改訂新版 世界大百科事典 「シマヘビ」の意味・わかりやすい解説
シマヘビ (縞蛇)
Elaphe quadrivirgata
日本の各地でよく知られている爬虫綱ナミヘビ科の無毒ヘビ。全長1~1.5m,伊豆七島の唯苗(ただなえ)島では1.9~2m余りの大きな個体が採集されている。北海道,本州,四国,九州および各離島に分布。胴の背面には,頸部から尾部にかけて4条の黒褐色の縞模様が走る。子ヘビには茶褐色の横縞模様があり,成長とともにこれらが薄れて縦縞模様が顕著になる。アオダイショウに似るが,虹彩が赤色で胴回りの体鱗が19列である点で区別できる。平地から低山地の水辺,草原,耕地,森林周辺などに生息し,餌はカエルなどの両生類,トカゲのほか,小さいヘビ,小鳥,ネズミ類。

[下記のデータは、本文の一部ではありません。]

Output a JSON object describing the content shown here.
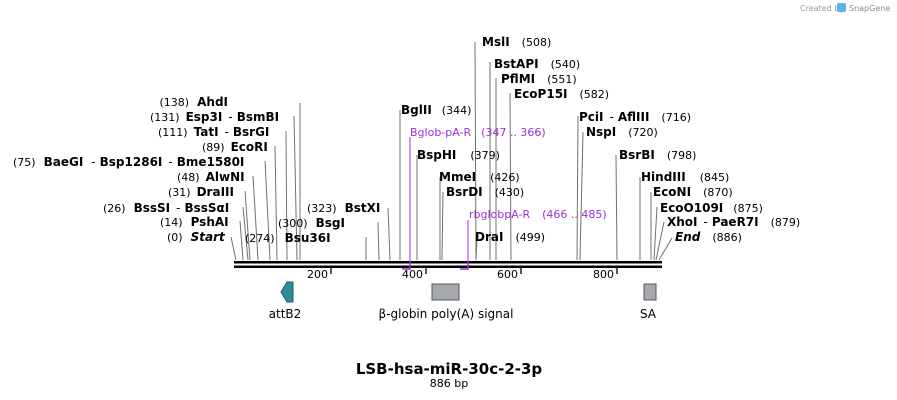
{
  "credit": {
    "prefix": "Created by",
    "brand": "SnapGene"
  },
  "sequence": {
    "name": "LSB-hsa-miR-30c-2-3p",
    "length_label": "886 bp",
    "length": 886
  },
  "ruler": {
    "ticks": [
      {
        "pos": 200,
        "label": "200"
      },
      {
        "pos": 400,
        "label": "400"
      },
      {
        "pos": 600,
        "label": "600"
      },
      {
        "pos": 800,
        "label": "800"
      }
    ]
  },
  "enzymes": {
    "start_site": {
      "name": "Start",
      "pos_label": "(0)"
    },
    "psh_ai": {
      "name": "PshAI",
      "pos_label": "(14)"
    },
    "bss_si": {
      "name": "BssSI",
      "alt": "BssSαI",
      "pos_label": "(26)"
    },
    "dra_iii": {
      "name": "DraIII",
      "pos_label": "(31)"
    },
    "alw_ni": {
      "name": "AlwNI",
      "pos_label": "(48)"
    },
    "bae_gi": {
      "name": "BaeGI",
      "alt1": "Bsp1286I",
      "alt2": "Bme1580I",
      "pos_label": "(75)"
    },
    "eco_ri": {
      "name": "EcoRI",
      "pos_label": "(89)"
    },
    "tat_i": {
      "name": "TatI",
      "alt": "BsrGI",
      "pos_label": "(111)"
    },
    "esp3i": {
      "name": "Esp3I",
      "alt": "BsmBI",
      "pos_label": "(131)"
    },
    "ahd_i": {
      "name": "AhdI",
      "pos_label": "(138)"
    },
    "bsu36i": {
      "name": "Bsu36I",
      "pos_label": "(274)"
    },
    "bsg_i": {
      "name": "BsgI",
      "pos_label": "(300)"
    },
    "bst_xi": {
      "name": "BstXI",
      "pos_label": "(323)"
    },
    "bgl_ii": {
      "name": "BglII",
      "pos_label": "(344)"
    },
    "bsp_hi": {
      "name": "BspHI",
      "pos_label": "(379)"
    },
    "mme_i": {
      "name": "MmeI",
      "pos_label": "(426)"
    },
    "bsr_di": {
      "name": "BsrDI",
      "pos_label": "(430)"
    },
    "dra_i": {
      "name": "DraI",
      "pos_label": "(499)"
    },
    "msl_i": {
      "name": "MslI",
      "pos_label": "(508)"
    },
    "bst_api": {
      "name": "BstAPI",
      "pos_label": "(540)"
    },
    "pfl_mi": {
      "name": "PflMI",
      "pos_label": "(551)"
    },
    "eco_p15i": {
      "name": "EcoP15I",
      "pos_label": "(582)"
    },
    "pci_i": {
      "name": "PciI",
      "alt": "AflIII",
      "pos_label": "(716)"
    },
    "nsp_i": {
      "name": "NspI",
      "pos_label": "(720)"
    },
    "bsr_bi": {
      "name": "BsrBI",
      "pos_label": "(798)"
    },
    "hind_iii": {
      "name": "HindIII",
      "pos_label": "(845)"
    },
    "eco_ni": {
      "name": "EcoNI",
      "pos_label": "(870)"
    },
    "eco_o109i": {
      "name": "EcoO109I",
      "pos_label": "(875)"
    },
    "xho_i": {
      "name": "XhoI",
      "alt": "PaeR7I",
      "pos_label": "(879)"
    },
    "end_site": {
      "name": "End",
      "pos_label": "(886)"
    }
  },
  "primers": [
    {
      "name": "Bglob-pA-R",
      "range": "(347 .. 366)"
    },
    {
      "name": "rbglobpA-R",
      "range": "(466 .. 485)"
    }
  ],
  "features": [
    {
      "name": "attB2",
      "type": "arrow"
    },
    {
      "name": "β-globin poly(A) signal",
      "type": "box"
    },
    {
      "name": "SA",
      "type": "box"
    }
  ],
  "colors": {
    "primer": "#9b30d9",
    "attB2": "#2e8b9a",
    "polyA": "#a6a9ae",
    "backbone": "#000000",
    "leader": "#707070"
  }
}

人にもなれるが,追い詰められると激しく尾をふるわせて威嚇し,とびかかる。7~8月ごろに10~20個ほどを産卵し,40~50日ほどで孵化(ふか)する。本種の黒化型は一般にカラスヘビと呼ばれ,性質が少し荒い。伊豆大島産のシマヘビはほとんどが黒化型。